See self-healing.md.

Observability: OTel, Langfuse, Prometheus

Claude Code, Codex CLI, and Gemini CLI all support OpenTelemetry natively as of late 2025 (e.g., Claude Code via CLAUDE_CODE_ENABLE_TELEMETRY=1). One OTel Collector forwards spans + metrics + logs from all agent pods to Langfuse (self-hosted, for LLM traces and cost attribution) and Grafana Cloud Free (for traces, logs, long-term metrics). Because every agent runtime emits OpenTelemetry GenAI semantic conventions, swapping runtime or provider doesn't break the dashboards — see provider-portability.md.

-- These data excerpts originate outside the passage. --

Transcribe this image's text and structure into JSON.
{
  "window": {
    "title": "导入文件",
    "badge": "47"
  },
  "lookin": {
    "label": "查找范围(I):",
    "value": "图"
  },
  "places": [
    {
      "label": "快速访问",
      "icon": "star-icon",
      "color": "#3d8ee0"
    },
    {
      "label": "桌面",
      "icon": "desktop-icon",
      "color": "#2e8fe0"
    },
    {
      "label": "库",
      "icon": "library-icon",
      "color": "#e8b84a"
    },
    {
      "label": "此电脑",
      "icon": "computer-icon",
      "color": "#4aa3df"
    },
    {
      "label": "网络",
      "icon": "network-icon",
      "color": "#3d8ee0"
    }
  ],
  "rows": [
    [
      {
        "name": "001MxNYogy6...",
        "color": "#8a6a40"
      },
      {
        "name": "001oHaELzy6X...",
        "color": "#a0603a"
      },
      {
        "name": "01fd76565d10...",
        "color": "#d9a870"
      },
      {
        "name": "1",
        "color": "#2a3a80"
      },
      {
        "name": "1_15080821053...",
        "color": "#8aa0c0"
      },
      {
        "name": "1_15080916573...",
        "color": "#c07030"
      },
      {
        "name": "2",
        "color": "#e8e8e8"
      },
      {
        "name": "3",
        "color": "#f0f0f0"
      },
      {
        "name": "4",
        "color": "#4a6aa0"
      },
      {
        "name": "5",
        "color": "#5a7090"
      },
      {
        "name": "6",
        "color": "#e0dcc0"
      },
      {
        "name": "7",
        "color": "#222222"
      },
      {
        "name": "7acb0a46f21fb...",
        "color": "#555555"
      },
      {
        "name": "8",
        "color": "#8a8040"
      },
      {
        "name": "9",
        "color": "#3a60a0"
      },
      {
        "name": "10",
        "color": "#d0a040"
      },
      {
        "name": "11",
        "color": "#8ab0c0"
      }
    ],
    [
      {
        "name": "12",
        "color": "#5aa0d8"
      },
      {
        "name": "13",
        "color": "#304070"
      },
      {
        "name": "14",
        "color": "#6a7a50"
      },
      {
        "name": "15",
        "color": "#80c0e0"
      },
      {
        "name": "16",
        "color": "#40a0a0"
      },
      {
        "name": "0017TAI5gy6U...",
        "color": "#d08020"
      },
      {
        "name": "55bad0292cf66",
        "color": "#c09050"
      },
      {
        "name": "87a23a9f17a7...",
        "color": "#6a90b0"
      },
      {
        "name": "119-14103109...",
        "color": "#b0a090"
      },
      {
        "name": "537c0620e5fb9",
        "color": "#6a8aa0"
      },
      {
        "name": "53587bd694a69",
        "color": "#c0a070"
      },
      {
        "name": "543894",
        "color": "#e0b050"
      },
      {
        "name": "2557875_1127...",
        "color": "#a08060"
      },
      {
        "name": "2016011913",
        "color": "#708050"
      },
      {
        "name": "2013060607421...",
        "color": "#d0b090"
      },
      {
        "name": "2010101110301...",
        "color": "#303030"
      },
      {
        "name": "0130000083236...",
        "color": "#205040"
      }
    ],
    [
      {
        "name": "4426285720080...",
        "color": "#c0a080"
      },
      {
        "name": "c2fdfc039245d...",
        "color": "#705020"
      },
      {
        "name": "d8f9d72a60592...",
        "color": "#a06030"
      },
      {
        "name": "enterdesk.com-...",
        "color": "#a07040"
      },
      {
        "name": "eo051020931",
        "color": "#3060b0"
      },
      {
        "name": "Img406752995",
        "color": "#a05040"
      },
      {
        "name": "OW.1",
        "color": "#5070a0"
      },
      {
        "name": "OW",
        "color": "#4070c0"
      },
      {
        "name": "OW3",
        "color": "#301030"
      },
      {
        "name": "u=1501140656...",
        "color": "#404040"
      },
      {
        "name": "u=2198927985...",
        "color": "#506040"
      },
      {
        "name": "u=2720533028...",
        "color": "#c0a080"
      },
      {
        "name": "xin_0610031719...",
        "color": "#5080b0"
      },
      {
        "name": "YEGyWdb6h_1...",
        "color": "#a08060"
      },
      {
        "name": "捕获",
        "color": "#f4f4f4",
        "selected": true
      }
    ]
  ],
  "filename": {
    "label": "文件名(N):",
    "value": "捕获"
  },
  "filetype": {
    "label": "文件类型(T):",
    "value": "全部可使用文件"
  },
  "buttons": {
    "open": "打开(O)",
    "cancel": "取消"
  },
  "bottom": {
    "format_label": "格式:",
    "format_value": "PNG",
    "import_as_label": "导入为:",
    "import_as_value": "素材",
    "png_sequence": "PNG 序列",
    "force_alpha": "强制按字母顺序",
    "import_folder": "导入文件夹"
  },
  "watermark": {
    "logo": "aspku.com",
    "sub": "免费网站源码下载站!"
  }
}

Local Prometheus stays for Flagger canary analysis (so SLO gates work even if egress is down). Total memory budget: ~1.5 GB added.

LLM-specific signals we track: tokens per agent per task, tool-call latency + error rate, compaction events, 429/529 rate, prompt cache hit rate, session duration.

Production SLO signals: error rate, p99 latency, availability, budget burn rate. Honeycomb-style burn-rate alerts (interpolate the last hour forward) are the alert shape agents consume.

See observability.md.

Cost framework

Per-agent token budgets enforced at the LiteLLM proxy layer. Pre-flight cost prediction using a cheap model (default: Haiku 4.5, or Ollama local; configurable per provider-portability.md) on large tasks. Prompt caching on the long system prompts (10× cheaper reads on Anthropic; OpenAI and Gemini offer their own cache economics). Conductor-E token-bucket on dispatch prevents runaway loops from even reaching the proxy. A shared plan (default: Anthropic Max) across agents with hard per-agent ceilings ensures no single looping agent evicts the others; LiteLLM fallback_models hops to a secondary provider on 429/529.

See cost-framework.md.

Quality and evaluation

Nightly eval harness runs a 30-task subset of SWE-bench Pro (SWE-bench Verified is contaminated as of late 2025 — see quality-and-evaluation.md) plus a 10-task internal-repo golden suite, results piped to Langfuse. GitHub Action fails PRs that regress the golden suite beyond tolerance. Property-based testing via Hypothesis (arXiv:2510.09907 shows LLM-generated property tests find bugs beyond unit-test coverage) runs on every agent-authored change. DORA metrics adapted to agents: PR-merge-rate-without-rework, review-comment-count, rollback-rate, time-to-merge, tokens-per-merged-PR.

Drift

Four drift channels, each measured independently:

  1. Model drift — same model string, silently different behavior. Measured via a 20-prompt canary suite nightly; >30% output hash delta week-over-week pages on-call. InsightFinder data: 91% of production LLMs drift within 90 days, median detection lag 14-18 days without explicit monitoring.
  2. Prompt drift — agent system prompt changes. Versioned in git; regression eval on every change.
  3. Code drift — deployed code vs. main branch. Flux already detects this; surfaced as a Conductor-E event.
  4. Config drift — deployed manifests vs. gitops source. Same Flux pathway.

See drift-detection.md.

Trust model: tiered autonomy by blast radius

Trust is earned per task class. The rig has four tiers:

Tier Example Autonomy Gates
T0 — Non-blast Doc updates, YAML linting, test scaffolding Full — no human CI, Review-E
T1 — Contained Single-repo feature, test-covered refactor Full under canary CI + Review-E + Flagger + SLO gate
T2 — Multi-repo or architect-level Event schema change, new subscription type Plan by agent, human approves interface CI + Review-E + human co-sign
T3 — Irreversible DB migration destructive steps, auth changes, payment code Human drives, agent assists Explicit human approval, two-attestor Kyverno policy

The tier for any change is classified by Spec-E at intake, stored as a TaskSpec.blastRadius field, enforced by Conductor-E's dispatch policy and Kyverno's admission policy.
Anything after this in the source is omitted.